Sul tema delle delocalizzazioni, ritiene giusto porre un freno con le sanzioni e togliendo gli aiuti di Stato?

Seghezzi. “È un tema di cui non mi occupo. Mi sembra comunque complicato applicare queste sanzioni anche verso chi delocalizza nell’Unione europea, credo si possa incorrere in qualche problematica di diritto comunitario. E poi non è detto che chi licenzia sia in malafede e abbia approfittato degli aiuti di Stato sapendo che poi avrebbe chiuso”.

Becchi: “Sanzionare le imprese che decidono di delocalizzare è un’azione nuova, positiva. Essa dimostra che c’è l’intenzione di questo governo di attuare una inversione di tendenza rispetto al passato: mai nessuno finora era intervenuto su questo tema fondamentale”.

In sette anni è la terza riforma del lavoro o comunque il terzo intervento in materia. Come se lo spiega?

Seghezzi: “Mi permetta un gioco di parole: non darei la dignità del termine riforma al Decreto Dignità. È un intervento molto marginale, a costo zero, senza progettualità: dunque è l’azione più facile che un esecutivo possa fare. Il problema, però, è che non ci si preoccupa delle conseguenze: ad esempio con l’inserimento della causale (obbligo di specificare le mansioni del lavoro a termine, ndr) nel rinnovo contrattuale, è alto il rischio che si alimentino i contenziosi legali, che negli ultimi anni erano diminuiti. È un decreto più di impatto comunicativo che sostanziale, che non affronta le grandi trasformazioni del mercato del lavoro”.

Becchi: “Il Decreto Dignità anziché una riforma del lavoro è piuttosto il tentativo di bloccare dei meccanismi del Jobs act e delle riforme del lavoro del passato che erano micidiali nei confronti dei lavoratori. Sul tema del lavoro il decreto è un primo passo, positivo”.

Secondo lei i mercati come reagiranno a questo governo nei prossimi mesi?

Seghezzi: “Il ministro dell’Economia Tria continua a elargire prudenza e volontà di mantenere i conti in equilibrio. E non mi pare che i fatti lo smentiscano: ad oggi si sta facendo molta propaganda ed attività politica a costo zero. Finché la situazione rimarrà questa, credo che i mercati non avranno scossoni”.
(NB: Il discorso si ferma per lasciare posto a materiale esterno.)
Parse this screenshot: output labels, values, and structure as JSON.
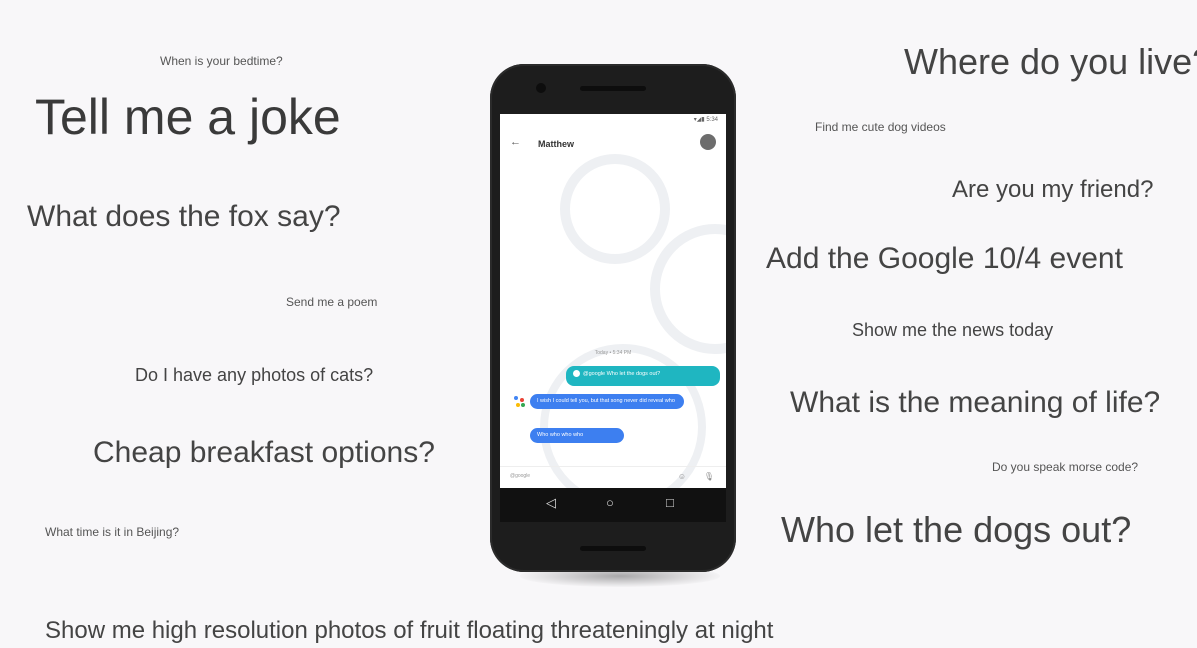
{
  "phrases": {
    "bedtime": "When is your bedtime?",
    "joke": "Tell me a joke",
    "fox": "What does the fox say?",
    "poem": "Send me a poem",
    "cats": "Do I have any photos of cats?",
    "breakfast": "Cheap breakfast options?",
    "beijing": "What time is it in Beijing?",
    "fruit": "Show me high resolution photos of fruit floating threateningly at night",
    "live": "Where do you live?",
    "dogvideos": "Find me cute dog videos",
    "friend": "Are you my friend?",
    "event": "Add the Google 10/4 event",
    "news": "Show me the news today",
    "meaning": "What is the meaning of life?",
    "morse": "Do you speak morse code?",
    "dogs": "Who let the dogs out?"
  },
  "phone": {
    "status_time": "▾◢▮ 5:34",
    "contact_name": "Matthew",
    "timestamp": "Today • 5:34 PM",
    "user_message": "@google Who let the dogs out?",
    "assistant_reply_1": "I wish I could tell you, but that song never did reveal who",
    "assistant_reply_2": "Who who who who",
    "input_placeholder": "@google",
    "icons": {
      "back": "back-arrow-icon",
      "emoji": "emoji-icon",
      "mic": "mic-icon",
      "nav_back": "nav-back-icon",
      "nav_home": "nav-home-icon",
      "nav_recents": "nav-recents-icon"
    },
    "colors": {
      "user_bubble": "#1fb6c1",
      "assistant_bubble": "#3d7ff0",
      "phone_body": "#1d1d1d"
    }
  }
}
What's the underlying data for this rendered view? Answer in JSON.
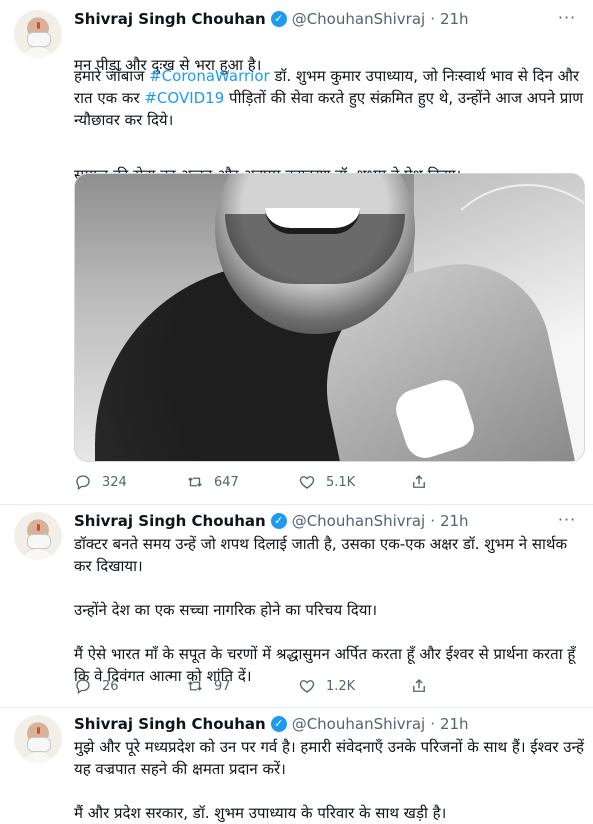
{
  "tweets": [
    {
      "name": "Shivraj Singh Chouhan",
      "handle": "@ChouhanShivraj",
      "dot": "·",
      "time": "21h",
      "text_parts": {
        "p1": "मन पीड़ा और दुःख से भरा हुआ है।",
        "p2a": "हमारे जाँबाज ",
        "hash1": "#CoronaWarrior",
        "p2b": " डॉ. शुभम कुमार उपाध्याय, जो निःस्वार्थ भाव से दिन और रात एक कर ",
        "hash2": "#COVID19",
        "p2c": " पीड़ितों की सेवा करते हुए संक्रमित हुए थे, उन्होंने आज अपने प्राण न्यौछावर कर दिये।",
        "p3": "समाज की सेवा का अद्भुत और अनुपम उदाहरण डॉ. शुभम ने पेश किया।"
      },
      "replies": "324",
      "retweets": "647",
      "likes": "5.1K"
    },
    {
      "name": "Shivraj Singh Chouhan",
      "handle": "@ChouhanShivraj",
      "dot": "·",
      "time": "21h",
      "text": "डॉक्टर बनते समय उन्हें जो शपथ दिलाई जाती है, उसका एक-एक अक्षर डॉ. शुभम ने सार्थक कर दिखाया।\n\nउन्होंने देश का एक सच्चा नागरिक होने का परिचय दिया।\n\nमैं ऐसे भारत माँ के सपूत के चरणों में श्रद्धासुमन अर्पित करता हूँ और ईश्वर से प्रार्थना करता हूँ कि वे दिवंगत आत्मा को शांति दें।",
      "replies": "26",
      "retweets": "97",
      "likes": "1.2K"
    },
    {
      "name": "Shivraj Singh Chouhan",
      "handle": "@ChouhanShivraj",
      "dot": "·",
      "time": "21h",
      "text": "मुझे और पूरे मध्यप्रदेश को उन पर गर्व है। हमारी संवेदनाएँ उनके परिजनों के साथ हैं। ईश्वर उन्हें यह वज्रपात सहने की क्षमता प्रदान करें।\n\nमैं और प्रदेश सरकार, डॉ. शुभम उपाध्याय के परिवार के साथ खड़ी है।"
    }
  ],
  "icons": {
    "verified": "verified-badge-icon",
    "reply": "reply-icon",
    "retweet": "retweet-icon",
    "like": "heart-icon",
    "share": "share-icon",
    "more": "more-icon"
  },
  "colors": {
    "accent": "#1d9bf0",
    "secondary_text": "#536471",
    "primary_text": "#0f1419",
    "divider": "#e6ecf0"
  }
}
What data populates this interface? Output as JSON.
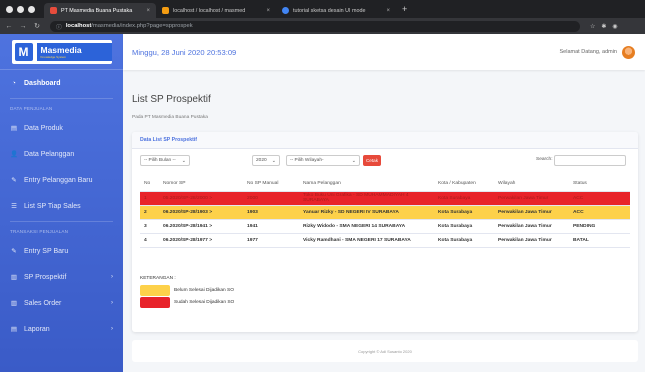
{
  "browser": {
    "tabs": [
      {
        "title": "PT Masmedia Buana Pustaka",
        "color": "#e74c3c"
      },
      {
        "title": "localhost / localhost / masmed",
        "color": "#f39c12"
      },
      {
        "title": "tutorial sketsa desain UI mode",
        "color": "#4285f4"
      }
    ],
    "url_host": "localhost",
    "url_path": "/masmedia/index.php?page=spprospek",
    "new_tab": "+"
  },
  "sidebar": {
    "brand": "Masmedia",
    "brand_tagline": "Knowledge System",
    "dashboard": "Dashboard",
    "heading_data": "DATA PENJUALAN",
    "items": [
      {
        "label": "Data Produk",
        "icon": "▤"
      },
      {
        "label": "Data Pelanggan",
        "icon": "👤"
      },
      {
        "label": "Entry Pelanggan Baru",
        "icon": "✎"
      },
      {
        "label": "List SP Tiap Sales",
        "icon": "☰"
      }
    ],
    "heading_trans": "TRANSAKSI PENJUALAN",
    "items2": [
      {
        "label": "Entry SP Baru",
        "icon": "✎"
      },
      {
        "label": "SP Prospektif",
        "icon": "▥"
      },
      {
        "label": "Sales Order",
        "icon": "▥"
      },
      {
        "label": "Laporan",
        "icon": "▤"
      }
    ]
  },
  "topbar": {
    "datetime": "Minggu, 28 Juni 2020 20:53:09",
    "welcome": "Selamat Datang, admin"
  },
  "page": {
    "title": "List SP Prospektif",
    "subtitle": "Pada PT Masmedia Buana Pustaka",
    "card_title": "Data List SP Prospektif"
  },
  "filters": {
    "month": "-- Pilih Bulan --",
    "year": "2020",
    "region": "-- Pilih Wilayah-",
    "print": "Cetak",
    "search_label": "Search:"
  },
  "table": {
    "headers": [
      "No",
      "Nomor SP",
      "No SP Manual",
      "Nama Pelanggan",
      "Kota / Kabupaten",
      "Wilayah",
      "Status"
    ],
    "rows": [
      {
        "no": "1",
        "nomor": "05.2020/SP-28/2000 >",
        "manual": "2000",
        "nama": "Toko Buku Uni Grafika - SD MUHAMMADIYAH 4 SURABAYA",
        "kota": "Kota Surabaya",
        "wilayah": "Perwakilan Jawa Timur",
        "status": "ACC"
      },
      {
        "no": "2",
        "nomor": "06.2020/SP-28/1903 >",
        "manual": "1903",
        "nama": "Yanuar Rizky - SD NEGERI IV SURABAYA",
        "kota": "Kota Surabaya",
        "wilayah": "Perwakilan Jawa Timur",
        "status": "ACC"
      },
      {
        "no": "3",
        "nomor": "06.2020/SP-28/1941 >",
        "manual": "1941",
        "nama": "Rizky Widodo - SMA NEGERI 14 SURABAYA",
        "kota": "Kota Surabaya",
        "wilayah": "Perwakilan Jawa Timur",
        "status": "PENDING"
      },
      {
        "no": "4",
        "nomor": "06.2020/SP-28/1977 >",
        "manual": "1977",
        "nama": "Vicky Ramdhani - SMA NEGERI 17 SURABAYA",
        "kota": "Kota Surabaya",
        "wilayah": "Perwakilan Jawa Timur",
        "status": "BATAL"
      }
    ]
  },
  "legend": {
    "title": "KETERANGAN :",
    "items": [
      {
        "label": "Belum Selesai Dijadikan SO",
        "color": "#fdd14a"
      },
      {
        "label": "Sudah Selesai Dijadikan SO",
        "color": "#e8232a"
      }
    ]
  },
  "footer": "Copyright © Adi Susanto 2020"
}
Becchi: “Non sarà il Decreto Dignità a smuovere i mercati. I problemi, piuttosto, potrebbero nascere nel momento in cui il governo dovesse compiere azioni più incisive. Lo abbiamo già visto durante la sua formazione, con lo spread che era tornato a salire… Io credo che ci aspettano mesi difficili: quando la Bce smetterà di acquistare titoli di Stato, a gennaio, il Paese si troverà impreparato. Per questo è importante il ruolo del ministro Tria, che a mio avviso dovrebbe emettere i minibot, per risolvere il problema del pagamento dei debiti che le amministrazioni pubbliche hanno con le imprese. Il punto è che questo tipo di azioni, più incisive, si fanno solo se si ha il coraggio di sforare i criteri di Maastricht. Se non si avrà questo coraggio, cambierà ben poco. Ripeto: il Decreto Dignità può essere un buon punto di inizio, non un punto di arrivo”.